Thread: Elevator

An elevator ascends from the ground with uniform speed. At time $\displaystyle T_1 $ a boy drops a marble through the floor. The marble galls with uniform acceleration $\displaystyle g = 9.8 $ and hits the ground $\displaystyle T_2 $ seconds later. Find the height of the elevator at time $\displaystyle T_1 $.

So we use the following equations:

$\displaystyle v_{y} = v_{y0} -gt $
$\displaystyle y-y_0 = v_{y0}t - \frac{1}{2}gt^{2} $

$\displaystyle y-y_0 = \frac{1}{2}(v_{y0} + v_y)t $

$\displaystyle v_{y}^{2} = v_{y0}^{2} - 2g(y-y_0) $

So we probably have to consider 2 cases: the elevator and the marble.

Elevator

$\displaystyle v_y = v_{y0}- gT_1 $

$\displaystyle y-y_0 = v_{y0}T_{1} - \frac{1}{2}gT_{1}^{2}$

$\displaystyle y = \frac{1}{2}v_{y}T_{1} $

$\displaystyle v_{y}^{2} = -2g(y-y_0) $

Am I on the right track?

Hello, tukeywilliams!

It's easier than you think . . .

An elevator ascends from the ground with uniform speed.
At time $\displaystyle T_1 $ a boy drops a marble through the floor.
The marble falls with uniform acceleration $\displaystyle g = 9.8$ m/s²
. . and hits the ground $\displaystyle T_2 $ seconds later.
Find the height of the elevator at time $\displaystyle T_1 $.
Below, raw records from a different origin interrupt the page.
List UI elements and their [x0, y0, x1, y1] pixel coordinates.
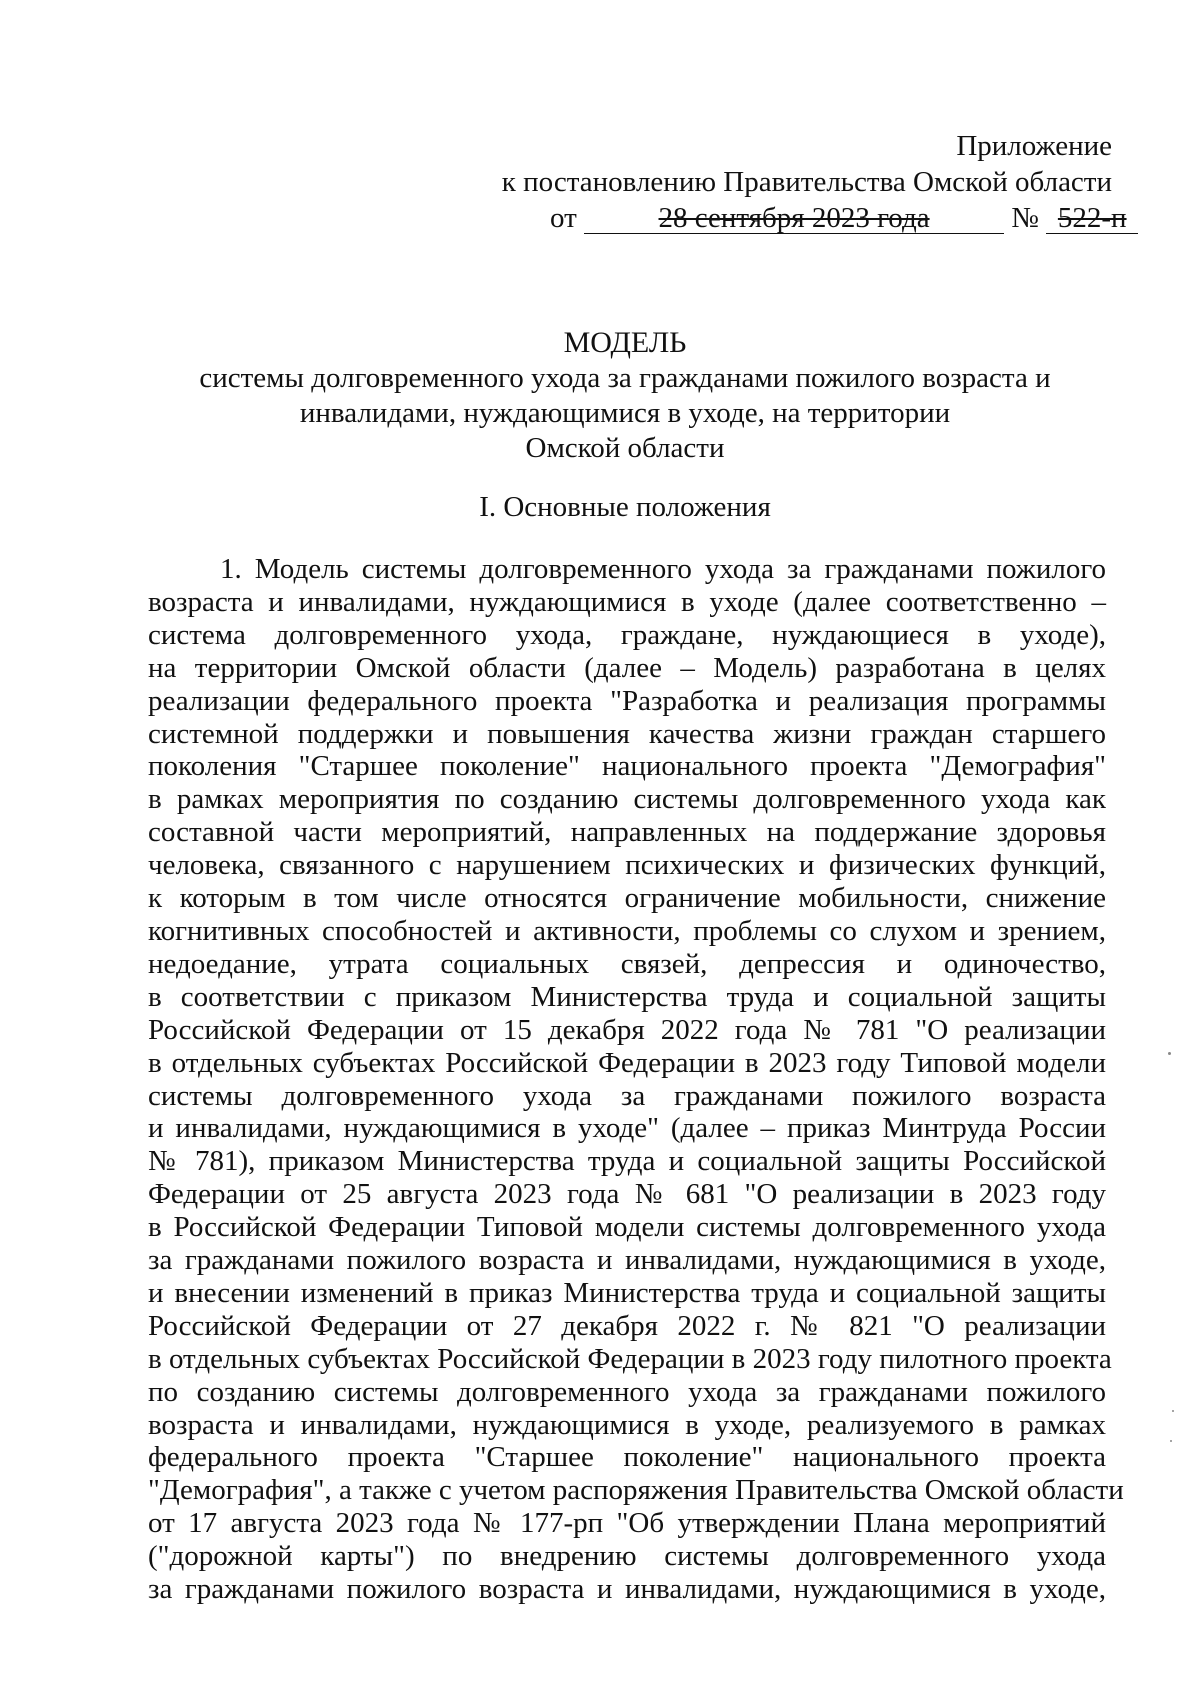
- section-heading: I. Основные положения: [479, 491, 771, 523]
- title-line-2: инвалидами, нуждающимися в уходе, на территории: [299, 397, 951, 429]
- paragraph-line: федерального проекта "Старшее поколение" национального проекта: [148, 1441, 1106, 1474]
- paragraph-line: в отдельных субъектах Российской Федерации в 2023 году пилотного проекта: [148, 1342, 1112, 1375]
- resolution-number-text: 522-п: [1057, 202, 1127, 234]
- paragraph-line: от 17 августа 2023 года № 177-рп "Об утверждении Плана мероприятий: [148, 1507, 1106, 1540]
- appendix-header: [492, 128, 1127, 236]
- paragraph-line: человека, связанного с нарушением психических и физических функций,: [148, 849, 1106, 882]
- paragraph-line: № 781), приказом Министерства труда и социальной защиты Российской: [148, 1145, 1106, 1178]
- paragraph-line: и инвалидами, нуждающимися в уходе" (далее – приказ Минтруда России: [148, 1112, 1106, 1145]
- resolution-date: [584, 203, 1004, 234]
- paragraph-line: в отдельных субъектах Российской Федерации в 2023 году Типовой модели: [148, 1046, 1106, 1079]
- paragraph-line: система долговременного ухода, граждане, нуждающиеся в уходе),: [148, 618, 1106, 651]
- paragraph-line: системы долговременного ухода за гражданами пожилого возраста: [148, 1079, 1106, 1112]
- scan-artifact: [1172, 1410, 1174, 1412]
- paragraph-line: за гражданами пожилого возраста и инвалидами, нуждающимися в уходе,: [148, 1244, 1106, 1277]
- paragraph-line: за гражданами пожилого возраста и инвалидами, нуждающимися в уходе,: [148, 1573, 1106, 1606]
- number-label: №: [1011, 202, 1039, 234]
- paragraph-line: в рамках мероприятия по созданию системы долговременного ухода как: [148, 783, 1106, 816]
- paragraph-line: реализации федерального проекта "Разработка и реализация программы: [148, 684, 1106, 717]
- paragraph-line: и внесении изменений в приказ Министерства труда и социальной защиты: [148, 1276, 1106, 1309]
- scan-artifact: [1170, 1440, 1172, 1442]
- paragraph-line: "Демография", а также с учетом распоряжения Правительства Омской области: [148, 1474, 1124, 1507]
- paragraph-line: поколения "Старшее поколение" национального проекта "Демография": [148, 750, 1106, 783]
- paragraph-line: 1. Модель системы долговременного ухода за гражданами пожилого: [220, 553, 1106, 585]
- paragraph-1: [148, 553, 1124, 1606]
- paragraph-line: на территории Омской области (далее – Модель) разработана в целях: [148, 651, 1106, 684]
- paragraph-line: в соответствии с приказом Министерства труда и социальной защиты: [148, 980, 1106, 1013]
- scan-artifact: [1168, 1052, 1171, 1055]
- paragraph-line: ("дорожной карты") по внедрению системы долговременного ухода: [148, 1540, 1106, 1573]
- document-title: [150, 325, 1100, 466]
- paragraph-line: составной части мероприятий, направленных на поддержание здоровья: [148, 816, 1106, 849]
- paragraph-line: когнитивных способностей и активности, проблемы со слухом и зрением,: [148, 914, 1106, 947]
- paragraph-line: возраста и инвалидами, нуждающимися в уходе (далее соответственно –: [148, 585, 1106, 618]
- title-line-3: Омской области: [525, 432, 725, 464]
- title-line-1: системы долговременного ухода за гражданами пожилого возраста и: [199, 362, 1051, 394]
- paragraph-line: Российской Федерации от 27 декабря 2022 г. № 821 "О реализации: [148, 1309, 1106, 1342]
- appendix-resolution-line: к постановлению Правительства Омской области: [501, 166, 1112, 198]
- appendix-label: Приложение: [956, 130, 1112, 162]
- from-label: от: [550, 202, 577, 234]
- paragraph-line: возраста и инвалидами, нуждающимися в уходе, реализуемого в рамках: [148, 1408, 1106, 1441]
- paragraph-line: системной поддержки и повышения качества жизни граждан старшего: [148, 717, 1106, 750]
- paragraph-line: к которым в том числе относятся ограничение мобильности, снижение: [148, 882, 1106, 915]
- resolution-number: [1046, 203, 1138, 234]
- appendix-date-number-line: [492, 200, 1127, 236]
- paragraph-line: в Российской Федерации Типовой модели системы долговременного ухода: [148, 1211, 1106, 1244]
- paragraph-line: по созданию системы долговременного ухода за гражданами пожилого: [148, 1375, 1106, 1408]
- title-main: МОДЕЛЬ: [563, 326, 687, 359]
- resolution-date-text: 28 сентября 2023 года: [658, 202, 930, 234]
- paragraph-line: недоедание, утрата социальных связей, депрессия и одиночество,: [148, 947, 1106, 980]
- paragraph-line: Российской Федерации от 15 декабря 2022 года № 781 "О реализации: [148, 1013, 1106, 1046]
- paragraph-line: Федерации от 25 августа 2023 года № 681 "О реализации в 2023 году: [148, 1178, 1106, 1211]
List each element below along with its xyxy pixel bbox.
The height of the marble is given by: .$\displaystyle y \;=\;h_o + v_ot - \frac{1}{2}gt^2$

. . where: .$\displaystyle \begin{Bmatrix}h_o & = & \text{initial height} \\ v_o &=& \text{initial velocity} \\ g& = & 9.8\text{ m/s}^2 \end{Bmatrix}$


The problem begins when the marble is dropped.

Hence: .$\displaystyle T_1 \:= \:0$
. . . . . .$\displaystyle h_o \:= \:\text{height of elevator}$
. . . . . .$\displaystyle v_o \:= \:\text{speed of elevator} \:=\: v_e$

We have: .$\displaystyle y \;=\;h_o + v_et - 4.9t^2$


We are told: .when $\displaystyle t = T_2,\;y \:=\:0$

So we have: .$\displaystyle h_o + v_e(T_2) - 4.9(T_2)^2 \;=\;0$

. . Therefore: .$\displaystyle \boxed{\:h_o \;=\;4.9(T_2)^2 - v_e(T_2)\:} $

Oh ok. Just had a mental block.

Thanks